Most proteins execute their functions through interacting with other proteins. Known as the centrality–lethality relationship, proteins involved in more protein–protein interactions tend to be indispensable (Jeong et al. 2001; Hahn and Kern 2005). For two reasons we suspect that, on average, ancient duplicates with high MES have more protein interaction partners than do ancient duplicates with low MES, thus generating a negative correlation between MES and gene dispensability. First, members of the same or related stable protein complexes are expected to show high MES due to transcriptional coregulation and these genes also tend to have more protein interaction partners (see data and methods). Second, housekeeping genes are constantly expressed and therefore should have high MES among themselves. They may also engage in more protein interactions because of their involvement in many cellular processes. We thus hypothesize that the negative correlation between MSE and gene dispensability for ancient duplicates (Kafri et al. 2005) is due to the covariation of these two parameters with the number of protein interactions.

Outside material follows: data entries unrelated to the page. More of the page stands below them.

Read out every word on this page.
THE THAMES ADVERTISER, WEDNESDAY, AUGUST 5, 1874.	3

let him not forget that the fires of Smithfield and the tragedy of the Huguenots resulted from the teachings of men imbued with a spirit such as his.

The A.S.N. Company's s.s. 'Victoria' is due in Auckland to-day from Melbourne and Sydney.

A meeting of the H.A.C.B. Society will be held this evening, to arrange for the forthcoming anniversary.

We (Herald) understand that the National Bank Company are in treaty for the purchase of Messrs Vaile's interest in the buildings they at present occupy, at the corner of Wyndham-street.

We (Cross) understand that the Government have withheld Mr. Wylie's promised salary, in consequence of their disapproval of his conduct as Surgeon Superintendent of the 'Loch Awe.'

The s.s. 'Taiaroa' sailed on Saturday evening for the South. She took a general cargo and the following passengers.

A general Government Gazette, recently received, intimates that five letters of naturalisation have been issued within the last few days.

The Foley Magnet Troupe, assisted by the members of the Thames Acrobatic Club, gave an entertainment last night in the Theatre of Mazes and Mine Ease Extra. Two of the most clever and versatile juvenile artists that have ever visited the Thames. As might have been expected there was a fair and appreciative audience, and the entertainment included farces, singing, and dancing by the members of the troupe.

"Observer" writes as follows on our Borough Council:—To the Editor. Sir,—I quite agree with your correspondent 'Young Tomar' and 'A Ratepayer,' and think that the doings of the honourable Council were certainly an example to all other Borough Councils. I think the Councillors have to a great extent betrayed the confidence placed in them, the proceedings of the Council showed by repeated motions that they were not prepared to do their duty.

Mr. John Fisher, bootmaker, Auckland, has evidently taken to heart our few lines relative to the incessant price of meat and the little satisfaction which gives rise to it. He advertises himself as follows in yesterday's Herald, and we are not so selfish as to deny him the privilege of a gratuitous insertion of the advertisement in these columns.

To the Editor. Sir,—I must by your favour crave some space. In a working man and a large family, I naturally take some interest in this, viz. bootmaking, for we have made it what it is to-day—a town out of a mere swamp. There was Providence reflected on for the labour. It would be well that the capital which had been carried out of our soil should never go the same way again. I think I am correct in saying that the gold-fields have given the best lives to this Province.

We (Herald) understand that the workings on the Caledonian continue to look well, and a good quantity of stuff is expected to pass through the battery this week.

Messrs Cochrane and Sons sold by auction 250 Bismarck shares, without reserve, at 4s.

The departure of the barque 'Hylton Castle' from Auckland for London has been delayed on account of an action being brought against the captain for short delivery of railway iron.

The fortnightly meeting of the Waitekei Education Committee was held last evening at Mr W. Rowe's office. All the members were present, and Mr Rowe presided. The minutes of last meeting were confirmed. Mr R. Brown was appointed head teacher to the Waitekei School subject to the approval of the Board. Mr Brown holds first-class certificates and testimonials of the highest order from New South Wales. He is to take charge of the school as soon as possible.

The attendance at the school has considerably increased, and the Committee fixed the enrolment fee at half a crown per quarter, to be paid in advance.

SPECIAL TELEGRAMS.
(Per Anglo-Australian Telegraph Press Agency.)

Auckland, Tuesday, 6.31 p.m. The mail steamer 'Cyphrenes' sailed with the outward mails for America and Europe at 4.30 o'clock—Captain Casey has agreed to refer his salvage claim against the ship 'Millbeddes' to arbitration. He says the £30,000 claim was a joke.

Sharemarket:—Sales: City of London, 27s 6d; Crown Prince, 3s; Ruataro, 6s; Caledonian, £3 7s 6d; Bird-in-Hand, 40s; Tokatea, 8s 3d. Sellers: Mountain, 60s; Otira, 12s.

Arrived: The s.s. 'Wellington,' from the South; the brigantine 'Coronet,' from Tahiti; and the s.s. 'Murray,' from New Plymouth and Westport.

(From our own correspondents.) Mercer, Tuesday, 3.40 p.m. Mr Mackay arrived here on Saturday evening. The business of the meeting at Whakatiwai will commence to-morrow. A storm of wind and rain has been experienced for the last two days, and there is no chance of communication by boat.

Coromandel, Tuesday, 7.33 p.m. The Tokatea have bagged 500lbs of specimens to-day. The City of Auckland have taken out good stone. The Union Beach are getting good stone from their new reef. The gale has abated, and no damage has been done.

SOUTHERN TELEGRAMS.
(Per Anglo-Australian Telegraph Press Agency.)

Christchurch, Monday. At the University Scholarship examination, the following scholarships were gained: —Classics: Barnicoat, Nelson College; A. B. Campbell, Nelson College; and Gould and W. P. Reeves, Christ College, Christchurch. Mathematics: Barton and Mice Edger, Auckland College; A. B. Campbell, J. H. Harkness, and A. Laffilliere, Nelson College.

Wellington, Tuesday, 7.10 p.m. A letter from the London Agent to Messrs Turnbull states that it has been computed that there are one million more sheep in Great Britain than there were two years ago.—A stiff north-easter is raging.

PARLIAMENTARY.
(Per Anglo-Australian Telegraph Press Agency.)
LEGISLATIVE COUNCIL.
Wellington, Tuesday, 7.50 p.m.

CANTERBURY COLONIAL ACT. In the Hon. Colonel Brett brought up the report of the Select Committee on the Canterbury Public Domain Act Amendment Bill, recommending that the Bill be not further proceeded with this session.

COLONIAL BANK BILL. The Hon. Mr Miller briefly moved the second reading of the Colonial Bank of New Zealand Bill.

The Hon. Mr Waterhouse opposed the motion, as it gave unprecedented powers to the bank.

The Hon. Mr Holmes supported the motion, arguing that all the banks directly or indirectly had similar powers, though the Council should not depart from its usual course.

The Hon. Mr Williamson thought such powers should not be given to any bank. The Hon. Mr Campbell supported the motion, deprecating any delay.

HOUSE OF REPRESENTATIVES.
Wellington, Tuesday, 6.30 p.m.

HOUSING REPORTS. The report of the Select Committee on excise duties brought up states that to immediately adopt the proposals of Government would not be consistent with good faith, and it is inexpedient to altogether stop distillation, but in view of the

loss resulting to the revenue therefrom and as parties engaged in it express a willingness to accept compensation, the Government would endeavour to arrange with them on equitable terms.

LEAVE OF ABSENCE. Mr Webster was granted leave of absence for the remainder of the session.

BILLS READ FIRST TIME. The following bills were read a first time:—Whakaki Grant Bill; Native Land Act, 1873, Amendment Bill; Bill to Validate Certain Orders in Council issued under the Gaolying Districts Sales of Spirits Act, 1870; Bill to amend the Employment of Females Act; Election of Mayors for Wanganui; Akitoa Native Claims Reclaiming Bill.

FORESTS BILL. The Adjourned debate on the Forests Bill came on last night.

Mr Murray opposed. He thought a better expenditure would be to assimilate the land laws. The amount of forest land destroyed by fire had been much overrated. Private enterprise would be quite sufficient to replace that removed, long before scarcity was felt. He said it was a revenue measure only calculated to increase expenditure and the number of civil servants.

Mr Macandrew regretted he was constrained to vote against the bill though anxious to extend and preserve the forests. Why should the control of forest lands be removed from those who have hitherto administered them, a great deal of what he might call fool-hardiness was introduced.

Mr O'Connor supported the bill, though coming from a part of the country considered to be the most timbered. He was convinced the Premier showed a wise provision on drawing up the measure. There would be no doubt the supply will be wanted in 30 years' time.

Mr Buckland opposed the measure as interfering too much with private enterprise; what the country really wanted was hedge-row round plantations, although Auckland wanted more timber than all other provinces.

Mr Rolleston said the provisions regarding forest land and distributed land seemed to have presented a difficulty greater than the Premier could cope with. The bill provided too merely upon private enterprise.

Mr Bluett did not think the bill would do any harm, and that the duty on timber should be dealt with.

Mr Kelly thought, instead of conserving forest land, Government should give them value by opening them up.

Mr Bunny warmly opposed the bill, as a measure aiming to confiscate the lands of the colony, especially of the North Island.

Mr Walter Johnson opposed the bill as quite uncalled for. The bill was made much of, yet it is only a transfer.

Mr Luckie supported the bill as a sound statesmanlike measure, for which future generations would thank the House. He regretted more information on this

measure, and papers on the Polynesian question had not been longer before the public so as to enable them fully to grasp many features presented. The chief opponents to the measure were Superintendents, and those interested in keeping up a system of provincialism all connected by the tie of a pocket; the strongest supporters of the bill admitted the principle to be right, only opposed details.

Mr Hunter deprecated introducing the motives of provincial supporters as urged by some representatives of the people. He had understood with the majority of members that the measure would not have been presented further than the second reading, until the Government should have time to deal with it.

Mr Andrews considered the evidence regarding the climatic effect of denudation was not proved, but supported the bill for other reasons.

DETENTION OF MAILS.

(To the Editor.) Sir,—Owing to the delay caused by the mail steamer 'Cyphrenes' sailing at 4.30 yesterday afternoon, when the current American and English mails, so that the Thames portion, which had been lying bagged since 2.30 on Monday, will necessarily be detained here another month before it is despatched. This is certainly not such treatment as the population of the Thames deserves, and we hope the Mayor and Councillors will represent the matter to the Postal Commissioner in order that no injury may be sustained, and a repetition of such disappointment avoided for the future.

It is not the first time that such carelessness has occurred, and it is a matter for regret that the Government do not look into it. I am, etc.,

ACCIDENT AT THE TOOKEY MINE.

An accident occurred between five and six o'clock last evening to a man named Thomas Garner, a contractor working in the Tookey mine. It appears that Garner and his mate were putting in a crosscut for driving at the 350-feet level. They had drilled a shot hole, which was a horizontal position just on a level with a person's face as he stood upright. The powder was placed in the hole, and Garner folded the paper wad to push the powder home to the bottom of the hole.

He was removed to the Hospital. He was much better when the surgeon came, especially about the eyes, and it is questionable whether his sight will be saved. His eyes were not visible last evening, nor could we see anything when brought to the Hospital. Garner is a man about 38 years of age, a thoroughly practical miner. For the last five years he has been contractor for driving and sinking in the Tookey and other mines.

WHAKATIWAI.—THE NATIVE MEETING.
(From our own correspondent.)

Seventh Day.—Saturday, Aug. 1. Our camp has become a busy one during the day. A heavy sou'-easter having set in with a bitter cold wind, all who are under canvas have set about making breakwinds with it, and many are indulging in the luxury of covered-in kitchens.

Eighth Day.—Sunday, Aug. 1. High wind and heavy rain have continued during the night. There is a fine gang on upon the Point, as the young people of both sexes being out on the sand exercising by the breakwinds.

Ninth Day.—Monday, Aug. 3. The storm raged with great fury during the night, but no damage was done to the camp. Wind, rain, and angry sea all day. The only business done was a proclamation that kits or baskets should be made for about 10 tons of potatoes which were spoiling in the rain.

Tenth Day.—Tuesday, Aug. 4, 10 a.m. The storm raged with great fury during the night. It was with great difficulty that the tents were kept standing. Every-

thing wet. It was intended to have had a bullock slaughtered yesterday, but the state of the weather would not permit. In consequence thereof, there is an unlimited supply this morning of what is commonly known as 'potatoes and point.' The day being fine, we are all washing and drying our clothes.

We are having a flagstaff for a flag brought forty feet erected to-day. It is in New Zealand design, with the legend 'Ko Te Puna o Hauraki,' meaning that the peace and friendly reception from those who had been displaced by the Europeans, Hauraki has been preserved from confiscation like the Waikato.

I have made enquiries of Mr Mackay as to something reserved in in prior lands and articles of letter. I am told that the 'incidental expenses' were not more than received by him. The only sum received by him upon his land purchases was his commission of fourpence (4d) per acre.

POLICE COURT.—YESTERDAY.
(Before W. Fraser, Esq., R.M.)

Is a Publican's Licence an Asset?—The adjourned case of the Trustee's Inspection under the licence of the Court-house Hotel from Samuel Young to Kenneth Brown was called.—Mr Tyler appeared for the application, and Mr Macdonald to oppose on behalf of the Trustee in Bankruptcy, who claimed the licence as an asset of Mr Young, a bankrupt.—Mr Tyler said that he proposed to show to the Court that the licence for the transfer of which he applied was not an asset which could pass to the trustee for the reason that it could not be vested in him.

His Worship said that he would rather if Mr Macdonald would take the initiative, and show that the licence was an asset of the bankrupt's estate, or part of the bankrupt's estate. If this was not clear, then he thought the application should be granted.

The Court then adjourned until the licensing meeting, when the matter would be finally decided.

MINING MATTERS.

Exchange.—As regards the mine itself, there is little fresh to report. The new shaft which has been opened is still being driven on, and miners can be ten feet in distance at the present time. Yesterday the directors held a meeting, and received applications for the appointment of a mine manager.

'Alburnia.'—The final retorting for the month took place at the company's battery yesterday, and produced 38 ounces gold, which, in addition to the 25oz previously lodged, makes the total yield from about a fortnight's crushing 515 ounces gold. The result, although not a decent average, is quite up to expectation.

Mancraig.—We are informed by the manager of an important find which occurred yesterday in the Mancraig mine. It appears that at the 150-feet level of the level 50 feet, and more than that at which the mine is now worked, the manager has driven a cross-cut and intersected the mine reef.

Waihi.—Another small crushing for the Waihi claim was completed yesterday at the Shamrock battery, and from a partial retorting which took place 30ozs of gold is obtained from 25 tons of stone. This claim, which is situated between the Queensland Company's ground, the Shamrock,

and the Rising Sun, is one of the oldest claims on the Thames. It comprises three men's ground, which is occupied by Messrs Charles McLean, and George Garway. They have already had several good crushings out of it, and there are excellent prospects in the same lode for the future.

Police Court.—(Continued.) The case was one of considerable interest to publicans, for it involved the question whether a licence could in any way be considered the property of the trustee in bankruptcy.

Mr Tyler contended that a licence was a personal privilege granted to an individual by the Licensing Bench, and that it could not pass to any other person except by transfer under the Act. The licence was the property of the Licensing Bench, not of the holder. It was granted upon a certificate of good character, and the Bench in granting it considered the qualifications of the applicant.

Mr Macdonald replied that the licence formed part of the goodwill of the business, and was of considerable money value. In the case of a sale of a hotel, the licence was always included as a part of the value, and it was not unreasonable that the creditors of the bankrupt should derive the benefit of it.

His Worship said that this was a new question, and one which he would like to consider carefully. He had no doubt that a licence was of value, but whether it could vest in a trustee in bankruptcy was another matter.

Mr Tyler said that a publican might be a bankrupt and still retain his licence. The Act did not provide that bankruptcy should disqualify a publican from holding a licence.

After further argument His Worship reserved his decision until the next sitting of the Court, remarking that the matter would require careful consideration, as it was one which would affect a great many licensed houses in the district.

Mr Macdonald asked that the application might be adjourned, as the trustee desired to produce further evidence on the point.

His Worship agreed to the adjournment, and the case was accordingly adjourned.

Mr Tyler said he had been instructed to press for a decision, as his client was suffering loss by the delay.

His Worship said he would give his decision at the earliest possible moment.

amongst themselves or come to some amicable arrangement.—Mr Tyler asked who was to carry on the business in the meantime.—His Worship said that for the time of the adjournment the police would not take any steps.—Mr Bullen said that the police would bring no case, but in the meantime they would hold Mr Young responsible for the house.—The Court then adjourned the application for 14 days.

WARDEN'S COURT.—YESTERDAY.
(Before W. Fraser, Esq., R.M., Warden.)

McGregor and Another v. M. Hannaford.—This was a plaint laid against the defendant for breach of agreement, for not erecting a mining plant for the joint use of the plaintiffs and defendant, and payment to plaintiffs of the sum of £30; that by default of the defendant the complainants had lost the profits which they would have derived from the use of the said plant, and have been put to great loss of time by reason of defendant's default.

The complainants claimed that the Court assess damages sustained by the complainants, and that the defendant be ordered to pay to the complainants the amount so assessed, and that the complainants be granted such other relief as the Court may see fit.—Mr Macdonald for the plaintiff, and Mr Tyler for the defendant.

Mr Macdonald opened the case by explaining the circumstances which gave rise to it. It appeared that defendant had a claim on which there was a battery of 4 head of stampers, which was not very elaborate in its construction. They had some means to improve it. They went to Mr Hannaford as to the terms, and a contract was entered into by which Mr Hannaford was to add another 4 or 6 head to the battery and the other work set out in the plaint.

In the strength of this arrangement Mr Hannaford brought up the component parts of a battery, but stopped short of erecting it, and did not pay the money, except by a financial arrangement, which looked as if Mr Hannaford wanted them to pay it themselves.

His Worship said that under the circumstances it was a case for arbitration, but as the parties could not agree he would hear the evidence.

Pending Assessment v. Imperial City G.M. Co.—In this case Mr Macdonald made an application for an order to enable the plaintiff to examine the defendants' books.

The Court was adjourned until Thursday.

By a sliding-window analysis, we first reproduced the relationship between MES and gene dispensability (Figure 1a) reported by Kafri et al. (2005). Using the same window size and step length, we generated the relationship between MES and the number of protein interactions (Figure 1b). In strong support of our hypothesis, the relationship between MES and the number of protein interactions almost perfectly complements that between MES and gene dispensability. Kafri et al. (2005) also randomly paired genes and found that the relationship between MES and gene dispensability disappeared after random pairing. This is expected if the correlation between gene dispensability and MES is due to (i) the correlation between the number of protein interactions and gene dispensability and (ii) the correlation between the number of protein interactions and MES, because correlation ii should disappear when genes are randomly paired. As a consequence, the correlation between gene dispensability and MES disappears after random gene pairing.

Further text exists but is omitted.